Ordered that the appellants are awarded one bill of costs.

The appeal from the intermediate order must be dismissed because the right of direct appeal therefrom terminated with the entry of judgment in the action (see, Matter of Aho, 39 NY2d 241, 248). The issues raised on appeal from the order are brought up for review and have been considered on the appeal from the judgment (see, CPLR 5501 [a] [1]).

In 1979 June Rastelli died intestate. At the time of her death the decedent owned real property in Queens. In 1988 the defendant Benjamin Rastelli, Sr. (hereinafter the defendant), in his capacity as Administrator of the estate of his deceased wife, executed a quitclaim deed conveying the property to himself individually. In 1989 the appellants, Dewey Petrone and Margaret Panarello, loaned money to the defendant and received a mortgage on this property. On March 8, 1990, a "confirmatory” deed was allegedly executed by all the distributees of June Rastelli’s estate confirming the transfer of the property to the defendant. In April 1990 the appellants, Ruth Breimoen, Gracie A. Trapani, and Angela Casería, loaned money to defendant and also received a mortgage on the property.

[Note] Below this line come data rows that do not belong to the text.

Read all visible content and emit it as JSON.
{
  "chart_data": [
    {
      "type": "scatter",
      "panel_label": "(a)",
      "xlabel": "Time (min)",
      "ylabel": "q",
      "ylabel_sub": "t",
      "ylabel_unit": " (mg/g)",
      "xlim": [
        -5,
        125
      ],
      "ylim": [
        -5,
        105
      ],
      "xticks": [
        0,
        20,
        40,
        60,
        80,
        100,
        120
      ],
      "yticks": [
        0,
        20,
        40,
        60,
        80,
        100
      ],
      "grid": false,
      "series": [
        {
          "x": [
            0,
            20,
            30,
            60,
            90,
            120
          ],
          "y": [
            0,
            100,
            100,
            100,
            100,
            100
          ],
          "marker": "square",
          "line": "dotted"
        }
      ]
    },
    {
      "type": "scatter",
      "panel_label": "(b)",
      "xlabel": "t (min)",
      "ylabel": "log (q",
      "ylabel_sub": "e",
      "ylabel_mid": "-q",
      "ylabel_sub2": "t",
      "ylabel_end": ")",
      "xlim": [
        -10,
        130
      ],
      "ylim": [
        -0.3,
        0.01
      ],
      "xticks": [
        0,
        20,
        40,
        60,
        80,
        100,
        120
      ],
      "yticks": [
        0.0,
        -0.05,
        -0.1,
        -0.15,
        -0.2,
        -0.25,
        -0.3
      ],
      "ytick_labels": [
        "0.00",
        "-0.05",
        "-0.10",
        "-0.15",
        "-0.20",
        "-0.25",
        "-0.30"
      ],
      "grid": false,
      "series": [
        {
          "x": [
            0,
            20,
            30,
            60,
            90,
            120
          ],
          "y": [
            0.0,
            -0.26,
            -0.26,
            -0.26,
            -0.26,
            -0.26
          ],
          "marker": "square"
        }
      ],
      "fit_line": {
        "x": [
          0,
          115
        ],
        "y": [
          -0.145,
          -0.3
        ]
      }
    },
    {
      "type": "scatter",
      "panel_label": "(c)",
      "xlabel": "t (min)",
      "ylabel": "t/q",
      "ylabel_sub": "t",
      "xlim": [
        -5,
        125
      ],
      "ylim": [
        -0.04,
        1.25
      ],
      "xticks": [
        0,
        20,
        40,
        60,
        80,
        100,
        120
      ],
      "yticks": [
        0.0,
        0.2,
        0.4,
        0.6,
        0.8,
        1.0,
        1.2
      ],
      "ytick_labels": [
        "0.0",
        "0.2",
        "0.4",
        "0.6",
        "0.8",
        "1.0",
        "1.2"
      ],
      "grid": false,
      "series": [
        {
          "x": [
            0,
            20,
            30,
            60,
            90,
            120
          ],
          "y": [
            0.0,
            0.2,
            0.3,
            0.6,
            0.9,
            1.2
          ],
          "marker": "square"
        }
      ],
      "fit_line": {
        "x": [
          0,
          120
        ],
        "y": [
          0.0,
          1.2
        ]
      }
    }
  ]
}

In 1994 two of the distributees of the estate brought an action against, inter alia, the defendant and the appellants to set aside the transfer of the property on the ground that they never executed the 1990 deed. In 1995 the appellants brought a third-party action for notarial misconduct against Joel Goodman, the notary who notarized all of the signatures contained on that 1990 deed. The appellants contend that the respondent is liable to them for any damages they may incur as a result of the plaintiffs’ action to set aside the deeds and mortgages.

There is no cause of action for notarial misconduct absent injury and there can be no injury unless a plaintiff can demonstrate that he or she relied to his or her detriment upon the alleged misconduct of the notary (see, Executive Law § 135; Maloney v Stone, 195 AD2d 1065; Amodei v New York State Chiropractic Assn., 160 AD2d 279, affd 77 NY2d 890; Marine Midland Bank v Stanton, 147 Misc 2d 426; Independence Leasing Corp. v Aquino, 133 Misc 2d 564).

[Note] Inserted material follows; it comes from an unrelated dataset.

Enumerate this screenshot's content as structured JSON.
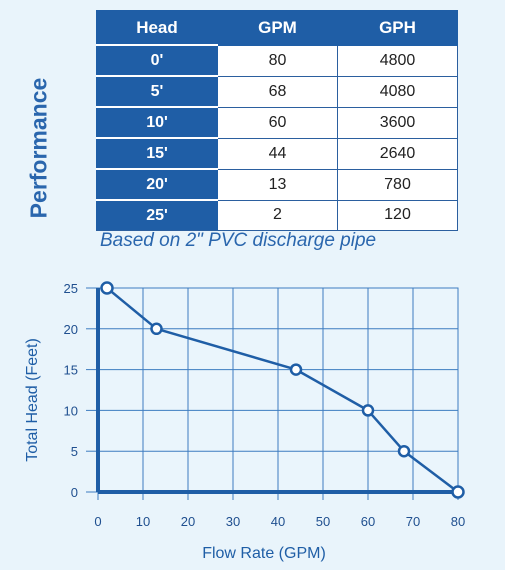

We agree that the appellants Petrone and Panarello could not have relied to their detriment upon the respondent’s allegedly false notarization of the deed dated March 8, 1990, since their loan to the defendant was made on April 10, 1989, more than one year before the allegedly falsely notarized deed was even executed. Furthermore, an action for notarial misconduct must be commenced within six years from the time the cause of action accrued (Independence Leasing Corp. v Aquino, supra, at 572). Since the third-party complaint was not commenced until April 21, 1995, it was untimely because the appellants’ cause of action accrued more than six years earlier, on April 10, 1989, the date they executed their mortgage with the defendant (Independence Leasing Corp. v Aquino, supra, at 572).

However, the third-party complaint should not have been dismissed insofar as it was asserted on behalf of the appellants Breimoen, Trapani, and Caserta. The mortgage between the defendant and these appellants was executed on April 4, 1990, or one month after the March 8, 1990, deed was executed. Moreover, these appellants allege that they were shown this deed at the mortgage closing, and it appears that this mortgage and the 1990 deed were thereafter both recorded on the same day, April 16, 1990. Under these circumstances, and construing the third-party complaint in a light most favorable to these appellants, the third-party complaint sufficiently states a cause of action for notarial misconduct on their behalf (see generally, Kober v Kober, 16 NY2d 191; Matos v Gadman, 173 AD2d 442). Nor is their cause of action barred by the Statute of Limitations since it was commenced within six years from the date their mortgage was executed. Bracken, J. P., Santucci, Mc-Ginity and Luciano, JJ., concur.